Impegnativa, ma è solo un ricordo, e quindi noi dobbiamo avere il dovere, invece quei ricordi di farli vivere ogni giorno.
Di non essere indifferenti se c'è qualcuno che che soffre, se c'è qualcuno che subisce delle ingiustizie, anche a scuola ci sarà sicuramente qualcuno a scuola e magari dà fastidio a qualche compagno per divertirsi, per bullismo, sulla scuola, ci siamo stati tutti e sicuramente ci sarà e anche qui anche da quello passa l'insegnamento del viaggio a rifiutare queste queste violenze e queste e questi attacchi,
Noi in questa sala, come vedete, ci sono tanti quadri che ricordano un po' il periodo della guerra.
Fatti da persone del nostro territorio, alcuni sono di Uliano, Martini, che è stato un assessore del nostro del nostro Comune diversi anni fa è stato partigiano qua sui monti, sui monti di di Asciano e mentre vi ascoltavo, vedevo, in fondo alla sala ci sono due quadri contrapposti a sinistra vedete la cittadinanza onoraria alla Brigata nei video Casarosa, che era la brigata dei partigiani che hanno lottato qua sui monti per mandare via i nazisti e i fascisti e di fronte vedete il giuramento di Mauthausen, ecco quel quadro.
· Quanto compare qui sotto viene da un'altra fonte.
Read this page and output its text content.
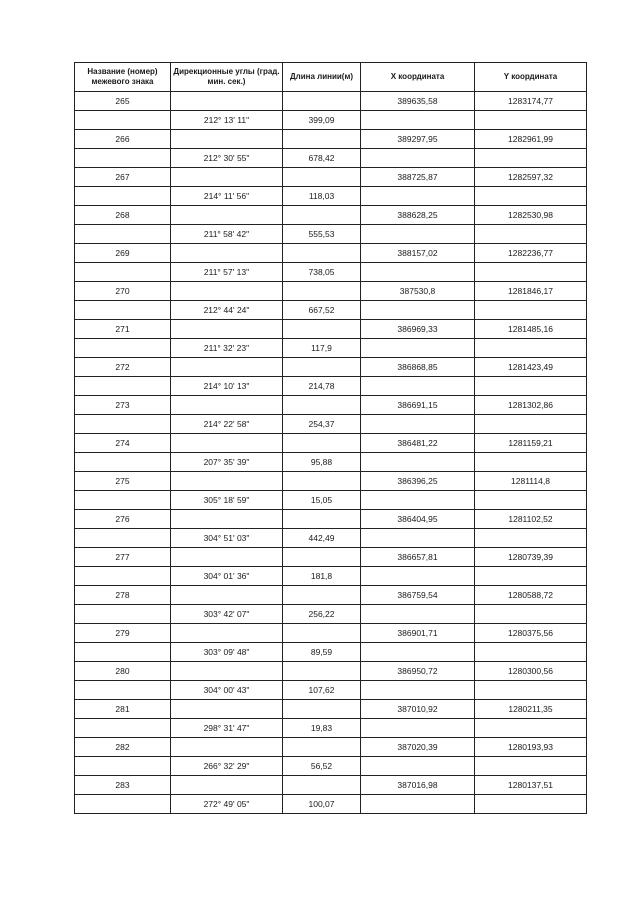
Название (номер) межевого знака	Дирекционные углы (град. мин. сек.)	Длина линии(м)	X координата	Y координата
265			389635,58	1283174,77
	212° 13' 11"	399,09		
266			389297,95	1282961,99
	212° 30' 55"	678,42		
267			388725,87	1282597,32
	214° 11' 56"	118,03		
268			388628,25	1282530,98
	211° 58' 42"	555,53		
269			388157,02	1282236,77
	211° 57' 13"	738,05		
270			387530,8	1281846,17
	212° 44' 24"	667,52		
271			386969,33	1281485,16
	211° 32' 23"	117,9		
272			386868,85	1281423,49
	214° 10' 13"	214,78		
273			386691,15	1281302,86
	214° 22' 58"	254,37		
274			386481,22	1281159,21
	207° 35' 39"	95,88		
275			386396,25	1281114,8
	305° 18' 59"	15,05		
276			386404,95	1281102,52
	304° 51' 03"	442,49		
277			386657,81	1280739,39
	304° 01' 36"	181,8		
278			386759,54	1280588,72
	303° 42' 07"	256,22		
279			386901,71	1280375,56
	303° 09' 48"	89,59		
280			386950,72	1280300,56
	304° 00' 43"	107,62		
281			387010,92	1280211,35
	298° 31' 47"	19,83		
282			387020,39	1280193,93
	266° 32' 29"	56,52		
283			387016,98	1280137,51
	272° 49' 05"	100,07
La fu fatto nel 2018, proprio quando tornai io dal campo di concentramento quello lo feci io e fu firmato poi da tutti i consiglieri comunali presenti a quel tempo, in questa, in questa sala, proprio perché.
Volemmo che quel giuramento, quelle frasi, quelle parole rimanessero qua a testimonianza di quei fatti di quel tempo, come insegna come un insegnamento per tutti quei Consiglieri Comunali, quegli amministratori che sarebbero passati dopo di noi e che dopo di noi avrebbero dovuto leggere quelle parole.
E portarsi dietro.
Quelli insegnamenti e quella memoria.
Perché questo è il comune che vogliamo, un comune che non dimentica e che cerca di portare dietro e nel futuro quei valori, grazie.
Grazie Sindaco.
Bene, quindi siamo arrivati alla conclusione di questa di questo Consiglio, ringrazio nuovamente tutte.
C. Ringrazio nuovamente tutte le persone intervenute, ora io darò chiusura del Consiglio, ma vi chiedo comunque un attimo, soprattutto ai ragazzi e alle ragazze, di di rimanere che vi verrà consegnata appunto il diario di Italo Genoni. Il libro dicevo appunto grazie nuovamente a tutte le persone che sono intervenute ai consiglieri e alle consigliere e soprattutto, però, grazie, davvero va ai ragazzi, quindi ad Alessia, Samuele, a Livia, ad Alessia Giuseppe a Greta, a Niccolò a Ginevra, a Irene, a Giovanni, a Tommaso e a Margherita e a tutte le persone che nei loro interventi ci hanno proprio regalato e condiviso così generosamente il questi ricordi e questa restituzione, così intima delle proprie anche emozioni, quindi davvero un grazie, dunque.
Dunque do chiusura del Consiglio comunale alle ore 18:12 e il Sindaco era vi consegnerà la coppia di nuovo buona serata a tutti e tutte.